In Western Australia, the law requires employers to provide a high standard of safety and health at their workplaces and ensure, as far as practicable, that employees are not injured or harmed because of their work.
As an employer, you have a responsibility to provide and maintain, as far as practicable, a safe working environment for your workers, under Section 19(1) of the Occupational Safety and Health Act 1984 (OSH Act). This is called the employer’s ‘duty of care’. This includes providing and maintaining workplaces, plant and systems of work so your workers are not exposed to hazards.
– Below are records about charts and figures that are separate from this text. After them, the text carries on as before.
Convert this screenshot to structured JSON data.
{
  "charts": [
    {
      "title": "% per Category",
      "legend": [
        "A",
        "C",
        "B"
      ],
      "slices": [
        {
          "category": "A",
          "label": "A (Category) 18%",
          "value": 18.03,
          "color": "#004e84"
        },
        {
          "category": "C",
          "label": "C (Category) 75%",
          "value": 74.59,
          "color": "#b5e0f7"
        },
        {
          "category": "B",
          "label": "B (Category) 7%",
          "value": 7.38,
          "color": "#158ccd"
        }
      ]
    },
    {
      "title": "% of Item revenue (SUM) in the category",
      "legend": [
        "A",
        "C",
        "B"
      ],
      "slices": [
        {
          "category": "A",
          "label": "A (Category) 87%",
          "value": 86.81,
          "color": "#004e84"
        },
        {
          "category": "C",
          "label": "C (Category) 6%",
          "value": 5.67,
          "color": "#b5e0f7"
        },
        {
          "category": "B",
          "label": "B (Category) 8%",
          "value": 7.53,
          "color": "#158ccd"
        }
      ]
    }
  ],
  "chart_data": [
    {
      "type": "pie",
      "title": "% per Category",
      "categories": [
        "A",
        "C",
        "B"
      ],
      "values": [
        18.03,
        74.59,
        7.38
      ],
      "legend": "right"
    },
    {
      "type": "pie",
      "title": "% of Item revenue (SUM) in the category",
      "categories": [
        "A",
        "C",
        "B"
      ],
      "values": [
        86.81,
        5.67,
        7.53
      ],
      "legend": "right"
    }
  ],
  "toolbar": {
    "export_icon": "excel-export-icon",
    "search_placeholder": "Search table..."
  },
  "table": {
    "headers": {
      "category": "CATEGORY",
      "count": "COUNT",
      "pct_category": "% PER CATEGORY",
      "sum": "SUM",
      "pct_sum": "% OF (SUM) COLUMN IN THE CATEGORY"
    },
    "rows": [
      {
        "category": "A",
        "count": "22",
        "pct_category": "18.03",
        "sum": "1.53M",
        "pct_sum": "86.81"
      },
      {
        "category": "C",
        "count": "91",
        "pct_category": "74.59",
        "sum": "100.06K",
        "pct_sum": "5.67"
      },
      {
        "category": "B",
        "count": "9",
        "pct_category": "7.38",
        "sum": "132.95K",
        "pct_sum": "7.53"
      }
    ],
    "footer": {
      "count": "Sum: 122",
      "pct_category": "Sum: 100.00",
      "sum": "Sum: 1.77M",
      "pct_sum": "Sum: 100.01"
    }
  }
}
Ensuring that all portable plug in electrical equipment and residual current devices (RCD’s) at the workplace are safe and appropriately inspected, tested and maintained by a competent person is an important step in meeting this responsibility.
Can it be done in house?
A person who has been deemed competent may undertake electrical testing. Competency is achieved through a course provided by an RTO. Some employers choose to wear the expense of training staff and maintaining their electrical tagging in-house.
An employer should weight up the pros and cons of undertaking in-house electrical tagging vs contracting the work out.
In-house electrical testing can result in poorly maintained electrical equipment due to time constraints on staff. In addition, the costs involved in training staff can quickly add up when staff members leave the company or changes roles. Furthermore, testing equipment requires annual calibration at significant expense. Using a contractor for your electrical testing and tagging can save you time and money.